Much better than I remember actually. I think at the time I was looking at more registers and more primitive types, like supporting byte, signed and unsigned integers, etc. so that leads to more permutations, but those aren't strictly necessary. Since the permutations scale to the third power with the number of registers, the register count needs to be kept small.
I liked TFA's turn to metaprogramming, but have found using a "real" language (instead of C's PP) is usually worth the tooling cost. Metaprogramming is ideally not only more maintainable than raw code, but also clearer.
The program was all about composing simple, understandable DSLs to build a computing infrastructure, including compilers, graphics subsystems and more, with the larger goal of making computing understandable again from top to bottom.
I'm getting gateway timeouts on the actual papers right now though.
Edit: papers are loading now.
I'm sure there are nicer examples out there.

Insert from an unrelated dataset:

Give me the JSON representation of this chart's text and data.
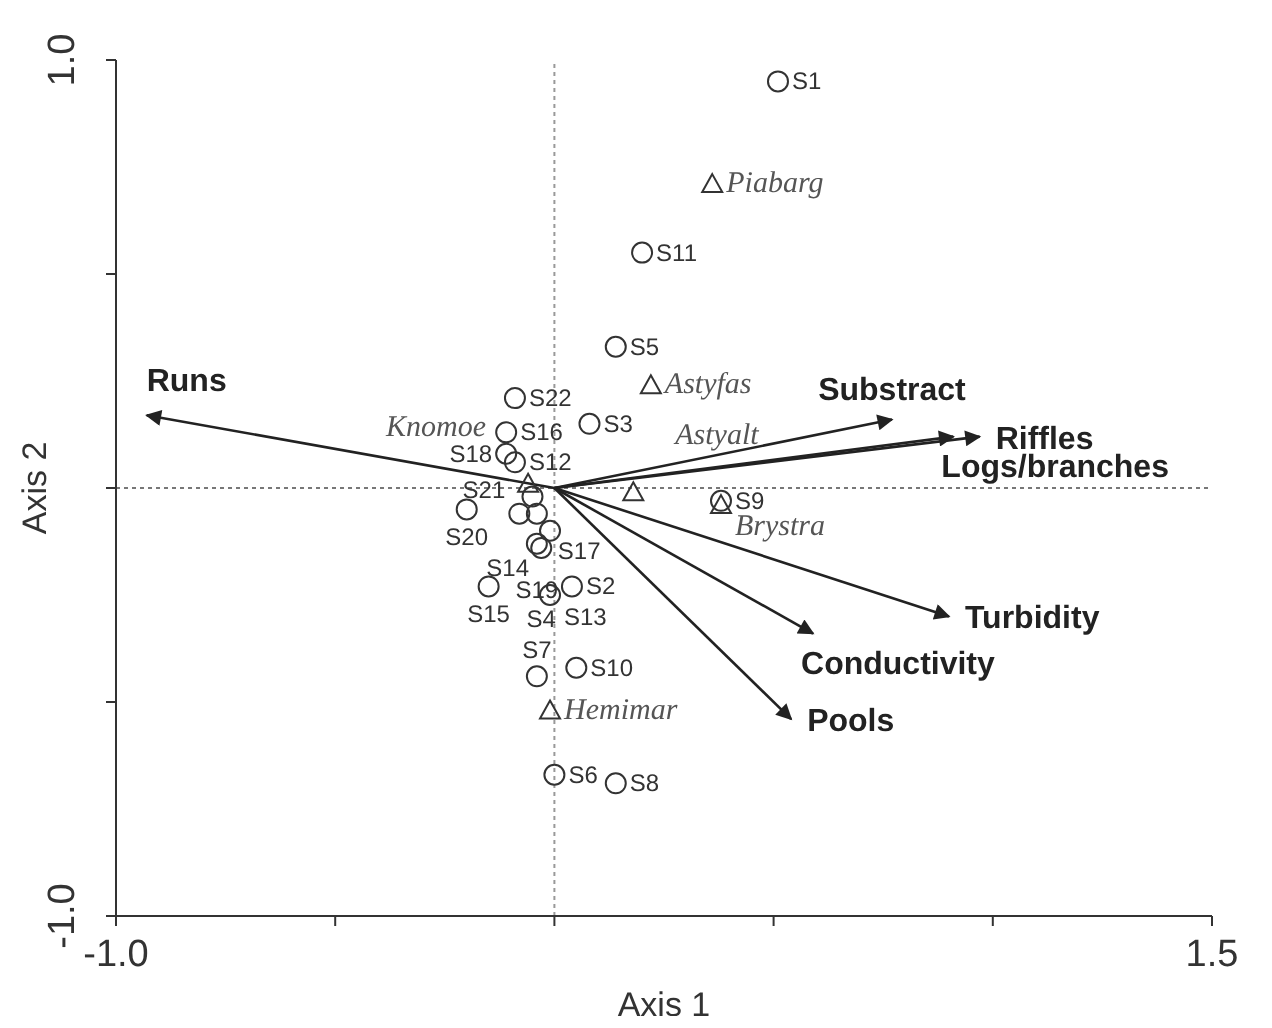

Better instead say a vm_d.py direct emitter, and skip the vmc?
The advantage is that CPUs have an hard limit on how many taken jumps per cycle they can execute, as it requires resteering the fetch unit even before the jump is decoded. For example typically intel cpus can only take one jump every other cycle.
It is possible that the apple cpu in question has a tighter limit than the amd one.
If I could ask what made you go for a list of unions for the functions instead of just a plain array of function pointers (or a typedef'd function type)? I can't see any benefits that would be gained from using the union, but I assume I'm just missing something.
Regarding the list of unions thing: The instruction stream needs to contain both the operations (the function pointer) and the operands. In a plain array of function pointers, how would a function get at its operands? For example, for `CONSTANT 15`, how do you encode the 15 if all you have is an array of function pointers? I suppose you could cast back and forth between a function pointer and an intptr_t, but I prefer having the explicit union. (EDIT: I see you figured it out already while I was writing this)
They don't; they still read a linear sequence of instructions.
JIT is the way out performance-wise while the boundaries of the VM are what provide portability and safety guarantees.
If you're implementing an interpreted programming language, and you don't want to invest all the resources to make a JIT, you may want to use some of these tricks to make execution faster for much less cost. Even if you're implementing a JIT, you may want a general fallback, and these approaches become relevant there too.
JITs can also be surprisingly accessible, as in ...
 How to write a simple JIT compiler https://news.ycombinator.com/item?id=29566249
 ... (others - I searched only briefly)
(I realize you may not have intended your comment to be swipey or patronizing, but it reads that way to me, and presumably to other readers too, since they downvoted it.)